The resulting computation returns the value in1 + (in2_prime * param2) + param
split in half. In order to run it, we have to compile it first. When prepare_for
is called, the data types and shapes of the given arguments will be propagated to the roots and used to prepare the original computation.
api = cluda.ocl_api()
thr = api.Thread.create()
in1_t = comp.parameter.in1
in2p_t = comp.parameter.in2_prime
out1 = thr.empty_like(comp.parameter.out1)
out2 = thr.empty_like(comp.parameter.out2)
in1 = thr.to_device(numpy.ones(in1_t.shape, in1_t.dtype))
in2_prime = thr.to_device(numpy.ones(in2p_t.shape, in2p_t.dtype))

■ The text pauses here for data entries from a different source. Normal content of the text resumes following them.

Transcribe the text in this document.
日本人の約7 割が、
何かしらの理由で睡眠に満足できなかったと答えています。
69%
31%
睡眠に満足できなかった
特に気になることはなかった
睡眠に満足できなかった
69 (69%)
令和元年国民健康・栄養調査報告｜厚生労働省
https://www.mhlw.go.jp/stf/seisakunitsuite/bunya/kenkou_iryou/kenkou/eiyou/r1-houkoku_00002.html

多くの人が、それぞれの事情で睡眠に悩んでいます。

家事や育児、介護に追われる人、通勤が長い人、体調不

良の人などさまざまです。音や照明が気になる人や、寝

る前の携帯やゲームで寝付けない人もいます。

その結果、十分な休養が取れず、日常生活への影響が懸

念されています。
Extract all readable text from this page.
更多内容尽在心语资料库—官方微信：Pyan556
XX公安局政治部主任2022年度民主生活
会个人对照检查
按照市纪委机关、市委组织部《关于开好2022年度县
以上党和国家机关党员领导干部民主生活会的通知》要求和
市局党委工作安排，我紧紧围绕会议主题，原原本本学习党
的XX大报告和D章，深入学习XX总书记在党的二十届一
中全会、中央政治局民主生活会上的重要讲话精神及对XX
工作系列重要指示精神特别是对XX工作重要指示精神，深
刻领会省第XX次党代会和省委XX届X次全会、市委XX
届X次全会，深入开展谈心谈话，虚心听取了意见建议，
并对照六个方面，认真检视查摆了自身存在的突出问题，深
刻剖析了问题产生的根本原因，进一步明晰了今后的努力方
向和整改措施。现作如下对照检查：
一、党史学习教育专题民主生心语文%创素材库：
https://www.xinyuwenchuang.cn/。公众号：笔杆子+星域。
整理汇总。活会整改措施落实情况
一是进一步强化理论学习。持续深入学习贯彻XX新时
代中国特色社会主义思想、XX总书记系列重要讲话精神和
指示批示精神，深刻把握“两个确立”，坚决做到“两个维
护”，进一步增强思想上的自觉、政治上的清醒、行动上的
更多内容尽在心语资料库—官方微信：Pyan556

c_comp = comp.compile(thr)
c_comp(out1, out2, in1, in2_prime, 4, 3)
Transformation restrictions
There are some limitations of the transformation mechanics:
- Transformations are purely parallel, that is they cannot use local memory. In fact, they are very much like
PureParallel
computations, except that the indices they use are defined by the main computation, and not set by the GPU driver. - External endpoints of the output transformations cannot point to existing nodes in the transformation tree. This is the direct consequence of the first limitation — it would unavoidably create races between memory writes from different branches. On the other hand, input transformations can be safely connected to existing nodes, including base nodes (although note that inputs are not cached; so even if you load twice from the same index of the same input node, the global memory will be queried twice).